Klinsmann on his acrimonious Hertha exit, the USMNT's golden generation & his plans for the future

Jurgen Klinsmann Hertha BerlinGetty Images

When Jurgen Klinsmann leaves a job, he tends to do so in a whirlwind of criticism and controversy. Such is life for a man with big ideas and big promises that sometimes don't work out.

His time in charge of Germany was largely successful, but he left his home country after a stint with Bayern Munich that concluded with the infamous parting shots from Philipp Lahm, who called Klinsmann's tenure a "failure".

His spell with the U.S. men's national team, meanwhile, was built on grand ambitions, some that were realized and some that weren't, before he was dismissed early on the team's road to 2018 World Cup ruin.

And then there's his time with Hertha Berlin, which lasted just a matter of weeks before a hasty departure of his own volition.

No matter what Klinsmann does or achieves, chaos seems to follow. That said, the 56-year-old's ideas have been somewhat validated, at least with his last two jobs.

After years of pleading with the USMNT's biggest stars to go and play in Europe, the team is now more talented than ever, with players at Chelsea, Juventus, Barcelona and more.

He left Hertha back in February 2020 criticizing the club's hierarchy on the way out and yet here we are, a year later, witnessing the Berlin club embroiled in a relegation battle.

"It's not about getting credit or anything like that," Klinsmann says when asked about his own role in cultivating the USMNT's current golden generation of young stars.

"It's just so nice to see that people give it a shot. People try it and can reach their maximum potential coming through whatever system. It's not about getting credit or anything; it's just about these players, whatever their environment.

"They realize, 'Let's figure it out, let's give it a shot.' I think it's a huge, huge compliment to anybody involved in their development, anybody involved in soccer in the United States and, hopefully, we get more success with other players down the road."

Clint Dempsey Jurgen Klinsmann USMNT GFXGetty Images

And the USMNT is in a better place because of the exodus to Europe. The pain of 2018 is beginning to wear off thanks to the promise of 2022 and, ultimately, 2026. 

No longer the coach, Klinsmann is now a fan, especially as his son, Jonathan, comes through the ranks of the youth national teams. He looks on with excitement as the team he used to manage attempts to undo all that went wrong during the last cycle.

"Gregg Berhalter (USMNT head coach) is guiding his team towards Qatar and we could have a team that makes a big, big splash and a big statement over there," he says. "And so we keep our fingers crossed for that path, and I think it's pretty cool."

But, while the USMNT is thriving, Hertha certainly are not. The Bundesliga club is currently battling relegation almost a year to the day since Klinsmann decided to pack up and leave.

Reflecting on his ill-fated spell with Hertha that saw him claim just 12 points from 10 games, Klinsmann said: "I made my decision after 10 weeks with the club. On the inside, with everything that happened there on a daily basis in terms of the relationship with the people that ran the club, I just simply said, 'This is not for me, I cannot work that way.'

"A wrong kind of statement [came out] that I left all of a sudden, overnight, which was not true because I announced it at least three times to the ownership group, telling them, 'It's not working.' 

"We were not even able to get to a contract. I never had a written agreement with Hertha Berlin. The only agreement I had was with the investor.
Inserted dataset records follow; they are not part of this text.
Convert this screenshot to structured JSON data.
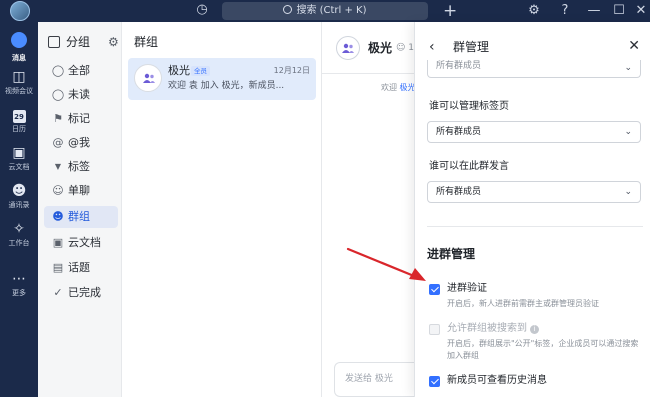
{
  "titlebar": {
    "search_placeholder": "搜索 (Ctrl + K)"
  },
  "rail": {
    "items": [
      {
        "label": "消息",
        "icon": "chat-bubble-icon"
      },
      {
        "label": "视频会议",
        "icon": "video-camera-icon"
      },
      {
        "label": "日历",
        "icon": "calendar-icon"
      },
      {
        "label": "云文档",
        "icon": "document-icon"
      },
      {
        "label": "通讯录",
        "icon": "contacts-icon"
      },
      {
        "label": "工作台",
        "icon": "grid-icon"
      },
      {
        "label": "更多",
        "icon": "more-dots-icon"
      }
    ],
    "calendar_day": "29"
  },
  "groups": {
    "title": "分组",
    "items": [
      {
        "label": "全部",
        "icon": "chat-icon"
      },
      {
        "label": "未读",
        "icon": "unread-icon"
      },
      {
        "label": "标记",
        "icon": "flag-icon"
      },
      {
        "label": "@我",
        "icon": "at-icon"
      },
      {
        "label": "标签",
        "icon": "caret-down-icon"
      },
      {
        "label": "单聊",
        "icon": "person-icon"
      },
      {
        "label": "群组",
        "icon": "group-icon"
      },
      {
        "label": "云文档",
        "icon": "doc-icon"
      },
      {
        "label": "话题",
        "icon": "topic-icon"
      },
      {
        "label": "已完成",
        "icon": "check-circle-icon"
      }
    ]
  },
  "chatlist": {
    "title": "群组",
    "chat": {
      "name": "极光",
      "badge": "全员",
      "date": "12月12日",
      "preview": "欢迎 袁 加入 极光，新成员..."
    }
  },
  "chat": {
    "name": "极光",
    "member_count": "1",
    "system_prefix": "欢迎",
    "system_link": "极光",
    "input_placeholder": "发送给 极光"
  },
  "panel": {
    "title": "群管理",
    "top_select_value": "所有群成员",
    "tab_admin_label": "谁可以管理标签页",
    "tab_admin_value": "所有群成员",
    "speak_label": "谁可以在此群发言",
    "speak_value": "所有群成员",
    "section_title": "进群管理",
    "verify_label": "进群验证",
    "verify_desc": "开启后，新人进群前需群主或群管理员验证",
    "searchable_label": "允许群组被搜索到",
    "searchable_desc": "开启后，群组展示\"公开\"标签，企业成员可以通过搜索加入群组",
    "history_label": "新成员可查看历史消息"
  },
  "colors": {
    "rail_bg": "#1b2a4a",
    "accent": "#3370ff",
    "annotation_arrow": "#d9262b"
  }
}
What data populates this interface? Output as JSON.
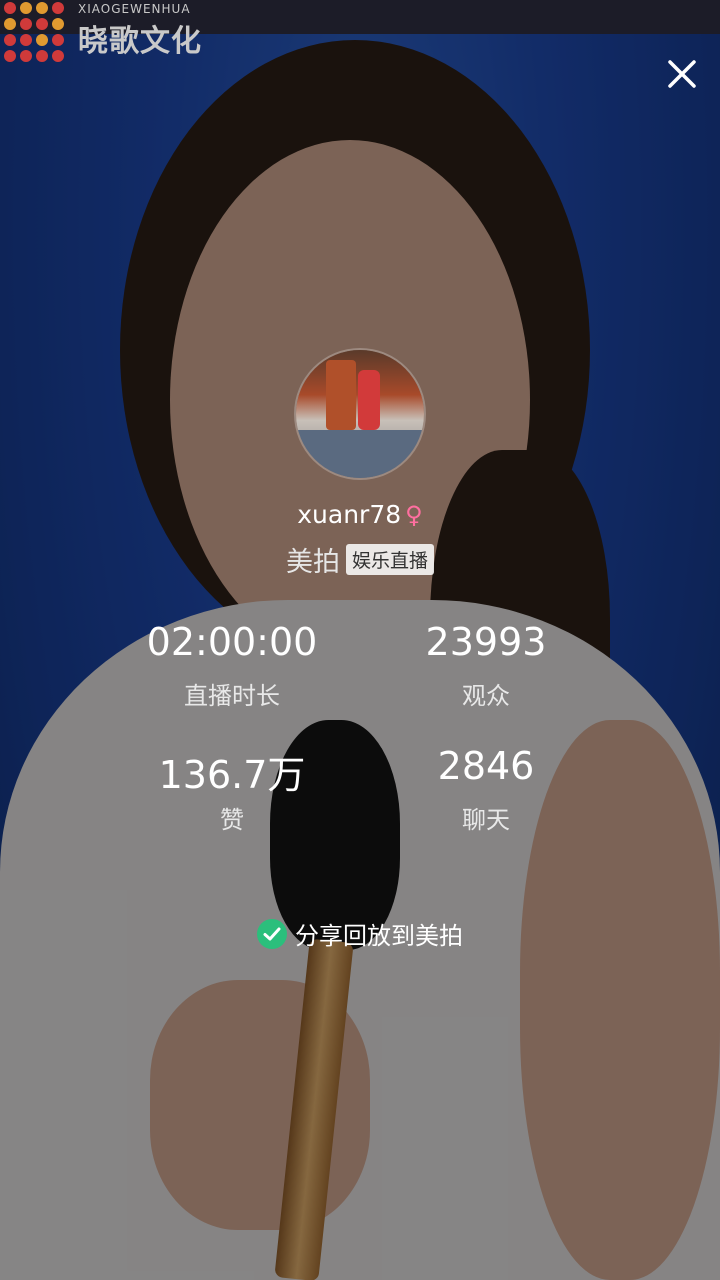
{
  "watermark": {
    "brand_en": "XIAOGEWENHUA",
    "brand_cn": "晓歌文化"
  },
  "header": {
    "close_icon": "close-icon"
  },
  "broadcaster": {
    "username": "xuanr78",
    "gender_symbol": "♀",
    "platform": "美拍",
    "category_badge": "娱乐直播"
  },
  "stats": {
    "duration": {
      "value": "02:00:00",
      "label": "直播时长"
    },
    "viewers": {
      "value": "23993",
      "label": "观众"
    },
    "likes": {
      "value": "136.7万",
      "label": "赞"
    },
    "chats": {
      "value": "2846",
      "label": "聊天"
    }
  },
  "share": {
    "checked": true,
    "label": "分享回放到美拍",
    "check_color": "#2bbf7c"
  },
  "colors": {
    "background_blue": "#1d46a6",
    "gender_pink": "#ff6fa0"
  }
}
"Obviously they thought, 'No, he's going to continue; it's going to be all fine.' But it was not all fine on the inside. It didn't work.

Jurgen Klinsmann Hertha Berlin 2019

"In the aftermath of all of that, I was proven right in what I did. But, obviously, at the time, when it all happened a year ago, a lot of people threw a lot of comments at me. And that was not very nice. 

"I certainly made my mistakes in the way I left the club, with the explanation on Facebook, for example. There are a lot of people that said this and that, but I honestly just hope that the club turns the corner and finds a way to go in the right direction."

As for Klinsmann's next direction, he's not fully sure of what's to come. He's recently served as a television pundit while continuing his work on his soccer complex at SilverLakes Park, which is set to reopen soon following a year full of Covid-19 restrictions. 

But, someday, Klinsmann wants another chance to prove himself in management.

"The way things happened throughout the decades for me, I was never really actively looking for another job," he says. "Things just came at a certain time, in a certain way, and I either took them on or I didn't.

"This is the crazy side of soccer: you never know what happens tomorrow or what things can happen overnight.

"When I came to Berlin, I was an advisor for the investor and nothing else. Suddenly, two weeks later, I was coaching the team and I had my own experience. So, you have to always be open to ideas and things that can happen.

"Eventually, sooner or later, I will go back into management because that's where I really feel challenged. I feel you get the chance to prove a point in what you're doing.

"So, sooner or later, it will happen again. There is another opportunity out there that I will take on."